Check your home emergency kit against this basic checklist:
- Snow shovel
- De-icing compound - (such as salt) for stairs/walkways/patios
- Food that doesn't require heating or refrigeration (skip the bread, milk and eggs and instead obtain non-perishables such as canned meats, soups and stews, cereal, and protein/energy bars)
- Manual can opener
- Paper plates, cups and plastic utensils
- 1 gallon of water per person per day (allow enough for four days)
- Flashlights and batteries
- Battery-powered radio
- Battery-powered clock
- Fully charged cellular phone with extra battery pack/power bank
- First-aid kit
- Four-day supply of prescription medicines
- Blanket and cold-weather clothing for each family member
- Pet food and additional water for household pets
Severe winter weather may be few and far between in Northwest Arkansas, but the winter's of 2009, 2010, and 2013 have taught us that severe winter weather is NOT unheard of.
January 26-28, 2009
January 2009 brought with it a major snow/ice storm that accumulated over 3-4 inches of ice/snow and ultimately claimed 18 lives in Arkansas from a combination of traffic accidents, hypothermia and carbon monoxide poisoning.
March 21st, 2010
Just days before this 'freak snow storm' that dumped over 12inches of snow throughout the NWA area- temperatures were in the 60's and 70's!
December 5-6, 2013
As this system rolled in, it quickly dropped temperatures from the 50s-60s to below freezing in a matter of hours before dumping over 6" of snow and 0.08" of ice across the area.

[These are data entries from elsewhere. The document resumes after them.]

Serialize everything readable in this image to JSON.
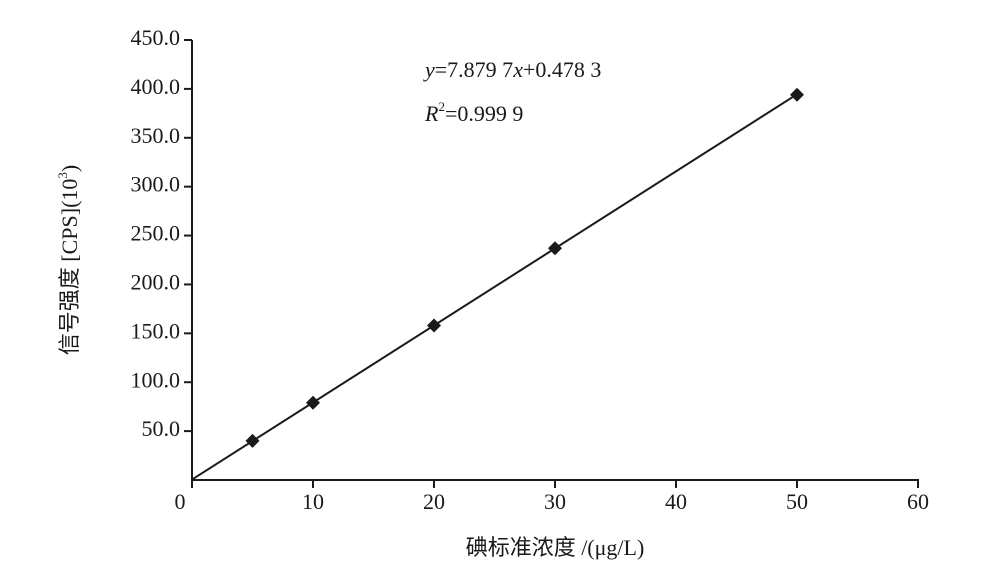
{
  "chart_data": {
    "type": "scatter",
    "x_label": "碘标准浓度 /(μg/L)",
    "y_label": [
      "信号强度 [CPS](10",
      "3",
      ")"
    ],
    "equation": [
      "y",
      "=7.879 7",
      "x",
      "+0.478 3"
    ],
    "r_squared": [
      "R",
      "2",
      "=0.999 9"
    ],
    "trendline": {
      "slope": 7.8797,
      "intercept": 0.4783
    },
    "x": [
      5,
      10,
      20,
      30,
      50
    ],
    "values": [
      40,
      79,
      158,
      237,
      394
    ],
    "color": "#1a1a1a",
    "xlim": [
      0,
      60
    ],
    "xticks": [
      0,
      10,
      20,
      30,
      40,
      50,
      60
    ],
    "ylim": [
      0,
      450
    ],
    "yticks": [
      {
        "value": 50,
        "label": "50.0"
      },
      {
        "value": 100,
        "label": "100.0"
      },
      {
        "value": 150,
        "label": "150.0"
      },
      {
        "value": 200,
        "label": "200.0"
      },
      {
        "value": 250,
        "label": "250.0"
      },
      {
        "value": 300,
        "label": "300.0"
      },
      {
        "value": 350,
        "label": "350.0"
      },
      {
        "value": 400,
        "label": "400.0"
      },
      {
        "value": 450,
        "label": "450.0"
      }
    ]
  }
}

It's common to be disappointed in the area when the meteorologists call for snow and then mother nature shifts and the snow passes over our area and falls elsewhere. However, it is always 'better to be safe than sorry'. Previous winters have shown us how quickly winter weather can set in, and while our meteorologists work hard to predict the weather for us- mother nature is unpredictable.
Take heed when the threat of winter weather is upon us, and always be prepared.